DIREITO PROCESSUAL PENAL — AgRg no HC 946656
Análise documental baseada na ementa oficial do Superior Tribunal de Justiça, organizada para consulta e compreensão do precedente.
Comentário editorial
Nesta leitura prática, a decisão é organizada para mostrar o que o STJ efetivamente registrou e quais dados devem ser conferidos antes de transportar o entendimento para uma situação cotidiana. O recorte processual é AgRg no HC, julgado por QUINTA TURMA, sob relatoria de DANIELA TEIXEIRA.
Para o cidadão, o ponto essencial é não tratar a ementa como uma regra automática: fatos, pedidos, fase processual e legislação aplicável precisam ser comparados com o caso concreto. Quando o julgamento repercutir em mobilidade, veículos, sanções ou direitos do condutor, essa conexão deve estar expressa no próprio texto oficial.
Pontos centrais da ementa
- Agravo regimental interposto contra decisão que não conheceu de habeas corpus substitutivo de recurso próprio, impetrado em favor de acusado de tráfico de drogas, visando ao relaxamento da prisão preventiva.
- O paciente foi preso em flagrante com 53 barras de maconha (aproximadamente 50 kg), após abordagem policial motivada por suspeita de envolvimento em homicídio e comportamento suspeito durante patrulhamento.
- O Tribunal de origem denegou o habeas corpus, entendendo que as alegações de agressão policial e ilegalidade do flagrante não maculam a prisão preventiva.

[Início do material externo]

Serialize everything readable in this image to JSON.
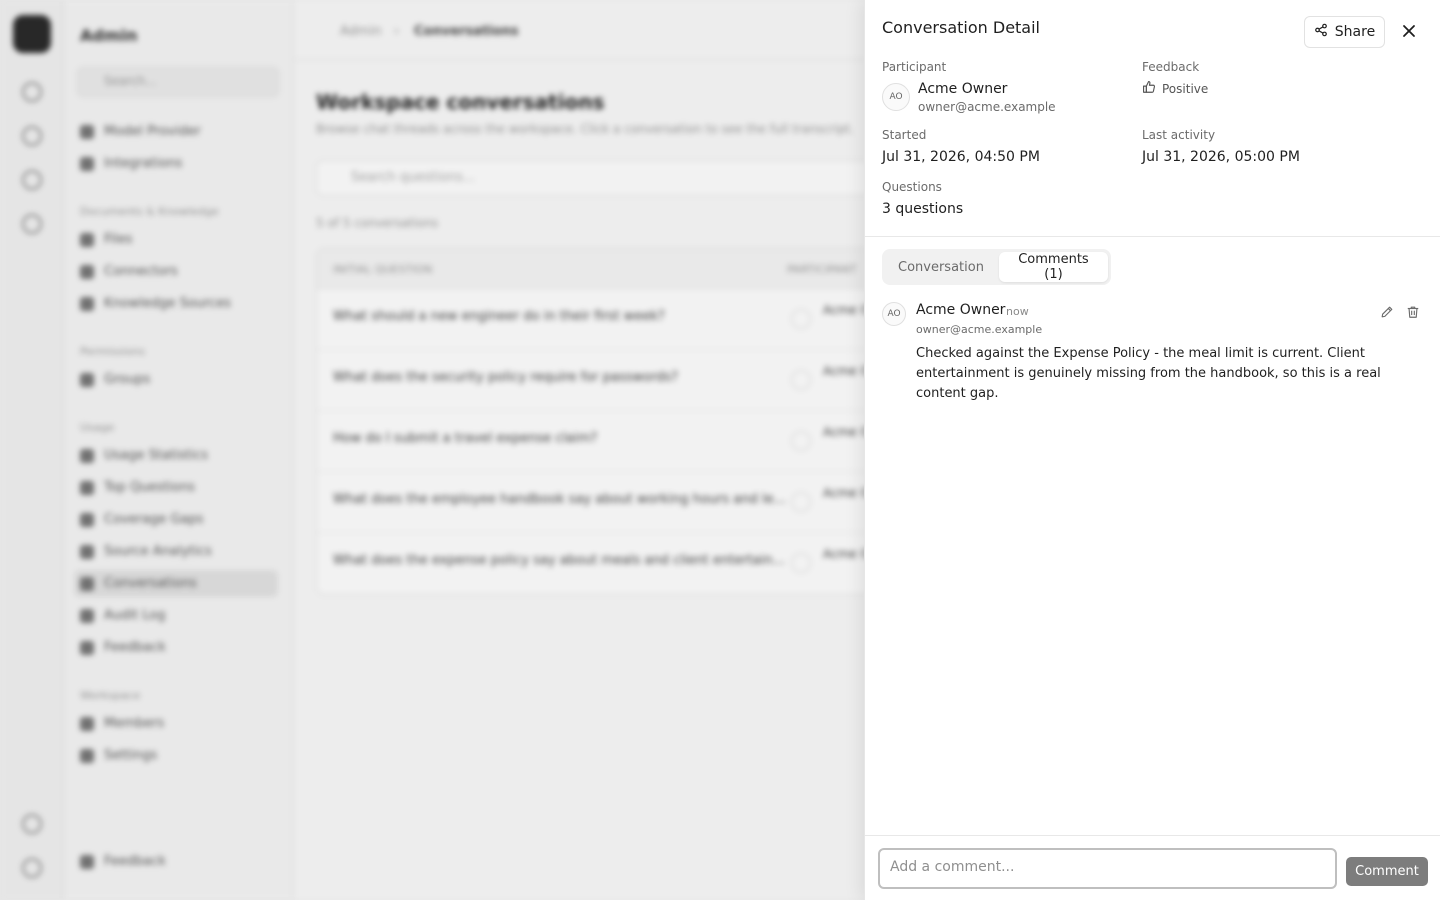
{
  "background": {
    "sidebar": {
      "title": "Admin",
      "search_placeholder": "Search...",
      "items_top": [
        "Model Provider",
        "Integrations"
      ],
      "section_documents": "Documents & Knowledge",
      "items_documents": [
        "Files",
        "Connectors",
        "Knowledge Sources"
      ],
      "section_permissions": "Permissions",
      "items_permissions": [
        "Groups"
      ],
      "section_usage": "Usage",
      "items_usage": [
        "Usage Statistics",
        "Top Questions",
        "Coverage Gaps",
        "Source Analytics",
        "Conversations",
        "Audit Log",
        "Feedback"
      ],
      "section_workspace": "Workspace",
      "items_workspace": [
        "Members",
        "Settings"
      ],
      "footer_item": "Feedback"
    },
    "breadcrumb": [
      "Admin",
      "Conversations"
    ],
    "page_title": "Workspace conversations",
    "page_subtitle": "Browse chat threads across the workspace. Click a conversation to see the full transcript.",
    "search_placeholder": "Search questions...",
    "count_text": "5 of 5 conversations",
    "table_headers": [
      "INITIAL QUESTION",
      "PARTICIPANT"
    ],
    "rows": [
      "What should a new engineer do in their first week?",
      "What does the security policy require for passwords?",
      "How do I submit a travel expense claim?",
      "What does the employee handbook say about working hours and le...",
      "What does the expense policy say about meals and client entertain..."
    ],
    "row_participant": "Acme Owner"
  },
  "drawer": {
    "title": "Conversation Detail",
    "share_label": "Share",
    "participant_label": "Participant",
    "participant_initials": "AO",
    "participant_name": "Acme Owner",
    "participant_email": "owner@acme.example",
    "feedback_label": "Feedback",
    "feedback_value": "Positive",
    "started_label": "Started",
    "started_value": "Jul 31, 2026, 04:50 PM",
    "last_activity_label": "Last activity",
    "last_activity_value": "Jul 31, 2026, 05:00 PM",
    "questions_label": "Questions",
    "questions_value": "3 questions",
    "tabs": [
      {
        "label": "Conversation",
        "active": false
      },
      {
        "label": "Comments (1)",
        "active": true
      }
    ],
    "comment": {
      "initials": "AO",
      "author": "Acme Owner",
      "time": "now",
      "email": "owner@acme.example",
      "body": "Checked against the Expense Policy - the meal limit is current. Client entertainment is genuinely missing from the handbook, so this is a real content gap."
    },
    "comment_placeholder": "Add a comment...",
    "comment_button": "Comment"
  }
}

- A questão em discussão consiste em saber se o habeas corpus pode ser utilizado como substitutivo de recurso próprio para questionar a legalidade da prisão preventiva e se há flagrante ilegalidade que justifique a concessão da ordem de ofício.
Resultado indicado
Agravo regimental desprovido.
Ementa oficial
DIREITO PROCESSUAL PENAL. AGRAVO REGIMENTAL. HABEAS CORPUS SUBSTITUTIVO. TRÁFICO DE DROGAS. SUPOSTA ILEGALIDADE DA PRISÃO EM FLAGRANTE. SUPERVENIÊNCIA DA PRISÃO PREVENTIVA. AGRAVO DESPROVIDO. I. Caso em exame 1. Agravo regimental interposto contra decisão que não conheceu de habeas corpus substitutivo de recurso próprio, impetrado em favor de acusado de tráfico de drogas, visando ao relaxamento da prisão preventiva. 2. O paciente foi preso em flagrante com 53 barras de maconha (aproximadamente 50 kg), após abordagem policial motivada por suspeita de envolvimento em homicídio e comportamento suspeito durante patrulhamento. 3. O Tribunal de origem denegou o habeas corpus, entendendo que as alegações de agressão policial e ilegalidade do flagrante não maculam a prisão preventiva. II. Questão em discussão 4. A questão em discussão consiste em saber se o habeas corpus pode ser utilizado como substitutivo de recurso próprio para questionar a legalidade da prisão preventiva e se há flagrante ilegalidade que justifique a concessão da ordem de ofício. 5. A análise da alegada agressão policial e da suposta ilegalidade do flagrante já foi realizada em instância inferior, não cabendo reexame nesta via. III. Razões de decidir 6. O habeas corpus não pode ser utilizado como substitutivo de recurso próprio, conforme entendimento consolidado do STF e STJ, salvo em casos de flagrante ilegalidade. 7. As alegações de agressão policial não possuem relação direta com a legalidade da prisão preventiva, que se baseia em título judicial novo e independente. 8. A reanálise do acervo fático-probatório é inviável na via do habeas corpus, que não comporta incursão em matéria probatória. IV. Dispositivo 9. Agravo regimental desprovido.
Referências legislativas
[]
Fonte e transparência
Conteúdo documental proveniente do conjunto oficial de dados abertos do STJ. Consulte também a pesquisa de jurisprudência do STJ e o arquivo oficial de origem deste registro.
Aviso: este material tem finalidade informativa e documental. Não constitui parecer jurídico nem garante aplicação do entendimento a outro processo.